Outerwear’s Brand Chase Begins

With the apparent demise of Fairbrooke, companies are scrambling to grab its designer licenses, while developments signal a new round of consolidation.

NEW YORK — Now that the Calvin Klein, CK and DKNY outerwear licenses are in play with the apparent demise of the venerable Fairbrooke Enterprises coat firm, industry sources are buzzing about who will seize the names, as well as the importance of licensing in general.

This story first appeared in the August 12, 2003 issue of WWD.  Subscribe Today.

The fallout from Fairbrooke and other developments also is signaling a new round of consolidation in the sector, which has shrunk considerably in the last decade or so by attrition and through mergers and acquisitions. Several warm winters in the late 1990s also did many companies in.

Industry sources said another veteran outerwear firm, Marvin Richards, has picked up the Calvin Klein and CK coat licenses. They also said S. Rothschild & Co. and G-III Apparel Group are leading contenders for the DKNY coat license.

Tom Murry, president and chief operating officer of Calvin Klein, only said it is close to announcing a new licensee and is evaluating fall coat deliveries. Marvin Richards executives did not return phone calls.

Jeanette Nostra, president of G-III, declined comment other than to say the publicly traded company is in a quiet period due to its pending earnings release. The company produces outerwear for such brands as Sean John, Cole Haan and Kenneth Cole, as well as several in-house brands and team licensing.

Executives at DKNY could not be reached for comment.

Mark Friedman, president and chief executive officer of S. Rothschild, said, “We have been talking to DKNY and have tremendous interest in the label. It would fit with what our company is all about, which is fashion. We’re looking to develop the upscale part of our business.”

In March, S. Rothschild & Co., a large, privately held outerwear firm with several branded and private labels, acquired coat maker MDP and the New England Mackintosh brand “to broaden our business in the lower and middle market tiers,” Friedman said.

Calvin Klein, CK and DKNY were produced by Fairbrooke, the 47-year-old firm that ceased operations last week, as part of long-term deals. But picking up one of the labels won’t guarantee large orders, and a source said volume for those lines had diminished considerably in recent years.

Once news of Fairbrooke’s demise spread, retailers started looking for replacement fall outerwear, even though Calvin Klein Inc., purchased by Phillips-Van Heusen this year, has not revealed fall shipping plans. Instead of introducing new labels to their stores, some said they would increase buys with existing vendors that have proven to be successful with their shoppers.
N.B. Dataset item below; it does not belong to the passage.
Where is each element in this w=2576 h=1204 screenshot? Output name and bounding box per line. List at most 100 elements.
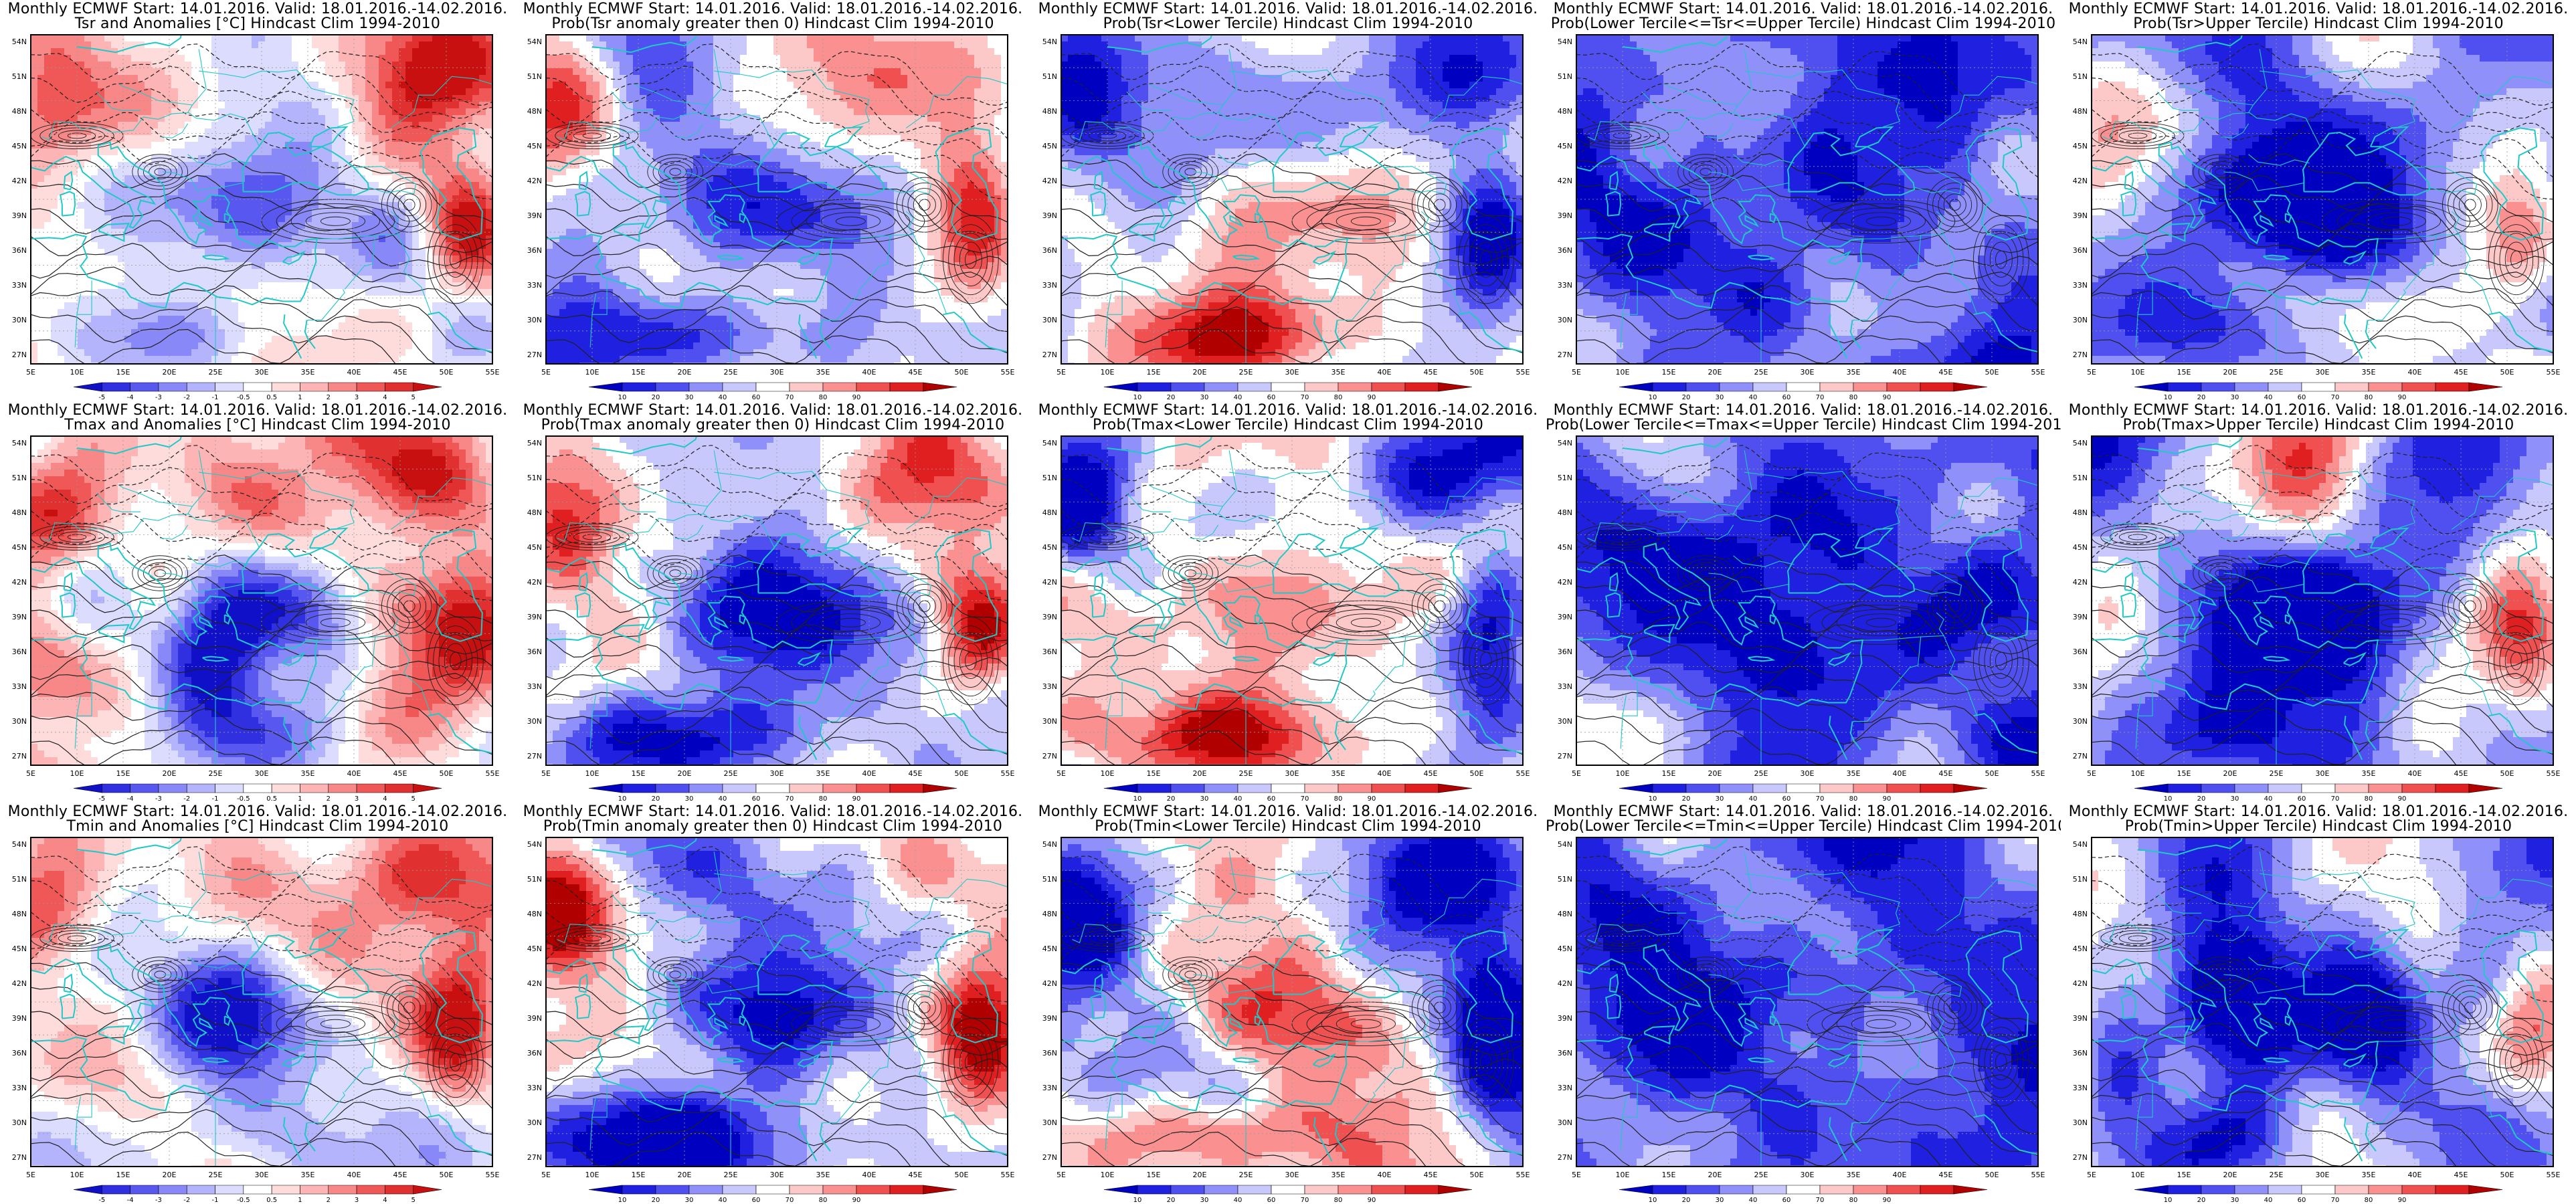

Last month, Oscar de le Renta signed a licensing deal with Fleet Street to produce outerwear for department stores and specialty stores under the Oscar by Oscar de la Renta label, said Alexander Bolen, director of corporate development. The designer’s outerwear and rainwear will debut next fall. The collection will have one tier that retails between $600 and $1,000 and is sold to stores like Saks Fifth Avenue, and another tier that retails between $450 and $800 and is sold to such stores as Lord & Taylor and Macy’s, said Eliza Reed Bolen, vice president of licensing.

Other big names like Ralph Lauren, Michael Kors and JLo by Jennifer Lopez are reportedly shopping for coat deals.

“There must be at least a half-dozen names up in the air,” said one executive who asked not to be named. “None of them have hit the ground yet.”

Ron Gallo, president of Donnkenny Coats, which has the license for Bill Blass outerwear and rainwear, said, “We’re players in the coat market. We’re constantly looking to expand our reach.”

This spring, Donnkenny purchased Rose Cloak, Gallo’s family’s business, which has had the Blass license for the last four years. Donnkenny then folded the Blass portion under its umbrella.

“The coat market is very specific,” Gallo said. “We have built from scratch a brand new label with the help of Bill Blass Ltd.”

Ira Schwartz, president and ceo of Free Country, one of the few outerwear makers that does not have any licensed lines, said, “That’s the name of the game today. Licensing has become a big part of the outerwear business. We’re one of the few companies that is trying to brand ourselves.”